Ten percent to 20% of patients with the classic form of Kaposi sarcoma will succumb from their disease, but another larger percentage will develop a secondary malignancy that may also be lethal. Endemic, HIV-related, and iatrogenic forms of Kaposi sarcoma have a variable prognosis. Prognosis may depend on CD4 count and opportunistic infections. In patients with iatrogenic Kaposi sarcoma, the prognosis is dependent on their underlying condition and their ability to tolerate a reduction in immunosuppression. Worse prognosis is usually found in patients with visceral organ involvement, particularly the lungs.
Larger lesions can be painful and lead to edema and disfigurement of the skin. Pulmonary involvement of Kaposi sarcoma can cause respiratory distress and lead to death. Classic Kaposi sarcoma has a known association with the development of a secondary malignancy.
Chemotherapy is not without side effects, including but not limited to neurotoxicity, infertility, cardiac toxicity, and nerve pain.
Radiation therapy can lead to drying of the skin, avascularity, poor healing, development of additional malignancies, and lymphedema.
Patients should be followed closely for resolution or recurrence of their disease.
Kaposi sarcoma has been definitively linked to HHV-8 infection with increased incidence in patients with HIV infection, immunosuppression, or of Eastern European or Mediterranean descent. In seropositive patients at high risk of development of Kaposi sarcoma, the primary care team should take care to perform thorough skin exams looking for the characteristic violaceous patches and plaques. Additionally, patients in these high-risk groups should be counseled to examine their skin as well for lesions. Discovery of any suspicious lesions should prompt expedient biopsy and examination by a pathologist. Patient care is enhanced by the submitting provider providing a complete clinical history and mentioning the suspicion for Kaposi sarcoma to the reviewing pathologist.

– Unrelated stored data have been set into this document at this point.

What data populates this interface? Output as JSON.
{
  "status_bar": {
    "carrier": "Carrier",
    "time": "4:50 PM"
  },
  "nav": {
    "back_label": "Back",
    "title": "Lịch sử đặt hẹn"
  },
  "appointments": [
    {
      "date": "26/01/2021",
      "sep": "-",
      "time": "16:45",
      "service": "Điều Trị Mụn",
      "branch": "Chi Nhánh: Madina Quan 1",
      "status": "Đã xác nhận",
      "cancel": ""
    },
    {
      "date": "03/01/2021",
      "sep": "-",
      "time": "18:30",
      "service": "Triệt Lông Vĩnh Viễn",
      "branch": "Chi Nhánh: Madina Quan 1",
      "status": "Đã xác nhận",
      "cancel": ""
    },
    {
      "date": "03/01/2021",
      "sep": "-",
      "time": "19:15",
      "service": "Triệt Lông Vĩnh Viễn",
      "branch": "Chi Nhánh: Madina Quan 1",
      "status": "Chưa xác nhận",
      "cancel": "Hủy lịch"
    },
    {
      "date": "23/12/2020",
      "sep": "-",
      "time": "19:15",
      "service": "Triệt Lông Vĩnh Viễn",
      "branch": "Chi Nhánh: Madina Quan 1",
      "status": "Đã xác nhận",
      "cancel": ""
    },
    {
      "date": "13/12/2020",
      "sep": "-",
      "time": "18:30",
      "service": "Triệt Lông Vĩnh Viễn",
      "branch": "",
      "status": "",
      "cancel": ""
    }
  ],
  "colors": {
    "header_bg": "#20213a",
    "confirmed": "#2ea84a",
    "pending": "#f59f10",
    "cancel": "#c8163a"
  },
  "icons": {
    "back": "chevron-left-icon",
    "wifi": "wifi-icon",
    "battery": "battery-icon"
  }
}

Patients who are diagnosed with Kaposi sarcoma should be closely monitored for disease regression or recurrence and need for radiation treatment or systemic chemotherapy. If the HIV-associated or iatrogenic form, the clinical team should communicate and work closely to begin HAART or help reduce the immunosuppression while treating the patients underlying condition. (Level I)
Dentists and oral health care providers should be educated about the clinical presentation in the oral cavity as this a common location.